De acordo com Paul de Clerck, Coordenador da Campanha sobre Corporações de Amigos da Terra Internacional, ‘A resposta do Pacto Global ignora completamente a mensagem fundamental que é a de que a iniciativa oferece demasiada influencia ao setor privado e esquece que o papel da ONU é o de proteger as pessoas e a natureza contra crimes das corporações. Em resultado, a ONU está crescentemente promovendo falsas soluções que não servem aos interesses públicos, mas principalmente ajudam as empresas a aumentarem seus lucros’.

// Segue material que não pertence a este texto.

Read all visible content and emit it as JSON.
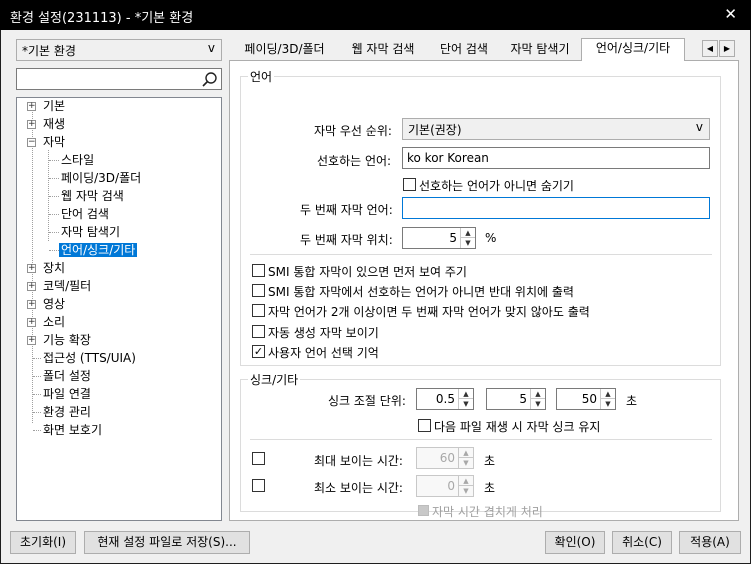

Estas observações não são apenas compartilhadas pelas organizações iniciadoras ou que endossam a declaração da sociedade civil, mas pela comunidade das organizações não-governamentais de forma ampla. Em recente declaração feita durante as negociações da Rio+20 em Nova Iorque, o grupo das ONGs alertou precisamente contra os perigos da captura corporativa (3). As ONGs chamaram os governos a adotar um quadro regulatório forte para as grande corporações, com requerimentos mandatários de relatórios e mecanismos de responsabilização ao invés de compromissos meramente voluntários de responsabilidade social corporativa.
As negociações da Rio+20 em Nova Iorque terminaram na semana passada sem grandes acordos além de estenderem-se para mais uma rodada antes da conferencia.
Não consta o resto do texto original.